BY APB Staff on 23 May 2022

The company CEO has purchased the yacht for personal use

Sanlorenzo’s La Spezia shipyard

Italian shipbuilder Sanlorenzo is primed to build a groundbreaking eco-friendly superyacht, its Greater China and Southeast Asia dealership, Simpson Marine recently announced.

The shipyard, with its superyacht division (pictured left) based in La Spezia in Liguria, is set to make history by integrating hydrogen fuel cells into a 50m vessel. Company CEO Massimo Perotti noted that the vessel is powered by an innovative diesel-electric propulsion system: the first of its kind – adding that he has purchased the yacht for personal use, with delivery anticipated for 2024.

This is intended to help fund the development and testing of the technology before it is made available commercially.

The vessel will be equipped with hydrogen fuel cells that generate electricity from reformed methanol. Specialist website and newsletter for the chemicals industry, Chemeurope, notes that the fuel cell system partially consists of a fuel cartridge storing diluted methanol fuel – which is subsequently converted into hydrogen and carbon dioxide at high temperatures.

The novel technology carries numerous advantages over counterpart direct methanol fuel cells (DMFC), such as superior efficiency, smaller cell stacks, and improved operation at low temperatures.

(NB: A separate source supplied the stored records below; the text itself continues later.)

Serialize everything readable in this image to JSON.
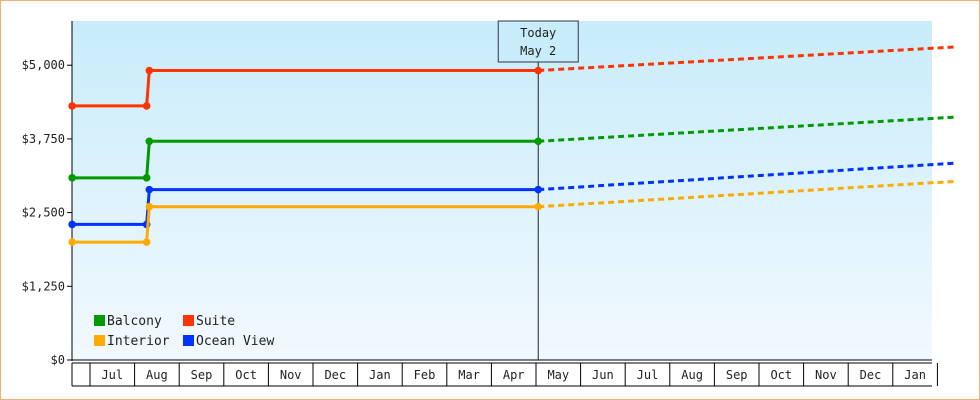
{
  "chart_data": {
    "type": "line",
    "title": "",
    "xlabel": "",
    "ylabel": "",
    "ylim": [
      0,
      5750
    ],
    "y_ticks": [
      {
        "value": 0,
        "label": "$0"
      },
      {
        "value": 1250,
        "label": "$1,250"
      },
      {
        "value": 2500,
        "label": "$2,500"
      },
      {
        "value": 3750,
        "label": "$3,750"
      },
      {
        "value": 5000,
        "label": "$5,000"
      }
    ],
    "months": [
      "Jul",
      "Aug",
      "Sep",
      "Oct",
      "Nov",
      "Dec",
      "Jan",
      "Feb",
      "Mar",
      "Apr",
      "May",
      "Jun",
      "Jul",
      "Aug",
      "Sep",
      "Oct",
      "Nov",
      "Dec",
      "Jan"
    ],
    "today_marker": {
      "line1": "Today",
      "line2": "May 2",
      "x": 10.05
    },
    "series": [
      {
        "name": "Suite",
        "color": "#ff3300",
        "history": [
          [
            -0.4,
            4310
          ],
          [
            1.27,
            4310
          ],
          [
            1.33,
            4910
          ],
          [
            10.05,
            4910
          ]
        ],
        "forecast": [
          [
            10.05,
            4910
          ],
          [
            19.4,
            5310
          ]
        ]
      },
      {
        "name": "Balcony",
        "color": "#009900",
        "history": [
          [
            -0.4,
            3090
          ],
          [
            1.27,
            3090
          ],
          [
            1.33,
            3710
          ],
          [
            10.05,
            3710
          ]
        ],
        "forecast": [
          [
            10.05,
            3710
          ],
          [
            19.4,
            4120
          ]
        ]
      },
      {
        "name": "Ocean View",
        "color": "#0033ff",
        "history": [
          [
            -0.4,
            2300
          ],
          [
            1.27,
            2300
          ],
          [
            1.33,
            2890
          ],
          [
            10.05,
            2890
          ]
        ],
        "forecast": [
          [
            10.05,
            2890
          ],
          [
            19.4,
            3340
          ]
        ]
      },
      {
        "name": "Interior",
        "color": "#ffaa00",
        "history": [
          [
            -0.4,
            2000
          ],
          [
            1.27,
            2000
          ],
          [
            1.33,
            2600
          ],
          [
            10.05,
            2600
          ]
        ],
        "forecast": [
          [
            10.05,
            2600
          ],
          [
            19.4,
            3030
          ]
        ]
      }
    ],
    "legend": [
      {
        "name": "Balcony",
        "color": "#009900"
      },
      {
        "name": "Suite",
        "color": "#ff3300"
      },
      {
        "name": "Interior",
        "color": "#ffaa00"
      },
      {
        "name": "Ocean View",
        "color": "#0033ff"
      }
    ],
    "legend_placement": "bottom-left",
    "grid": false,
    "background_gradient": [
      "#c8ecfa",
      "#f2f9fe"
    ]
  }
}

For the purposes of the project, Sanlorenzo has joined hands with Siemens, signing an exclusive agreement with the manufacturing conglomerate to facilitate the integration of fuel-cell technology into yachts ranging in length from 24 to 80 metres. There will be a protracted focus on yachts both above and below 50m in size.

Were this innovation to be integrated into Sanlorenzo yachts, it would be possible for them to generate electricity even whilst the generators and engines were switched off. This would allow for reduced diesel consumption – both at anchor and at sea. The company points out that this “net-zero greenhouse gas emission” system fits into a relatively compact space on board. The fuel-cell technology will provide enough energy to power yachts’ hotel load, although it is not anticipated to be able to power propulsion systems, at the moment.

The project is hardly Sanlorenzo’s first flirt with revolutionary green technology. In an interview with Asia-Pacific Boating, vice president of Sanlorenzo’s style department – Luca Santella – confirmed that the company was developing hybrid propulsion systems for the multihull range of the Bluegame brand, which is a Sanlorenzo subsidiary.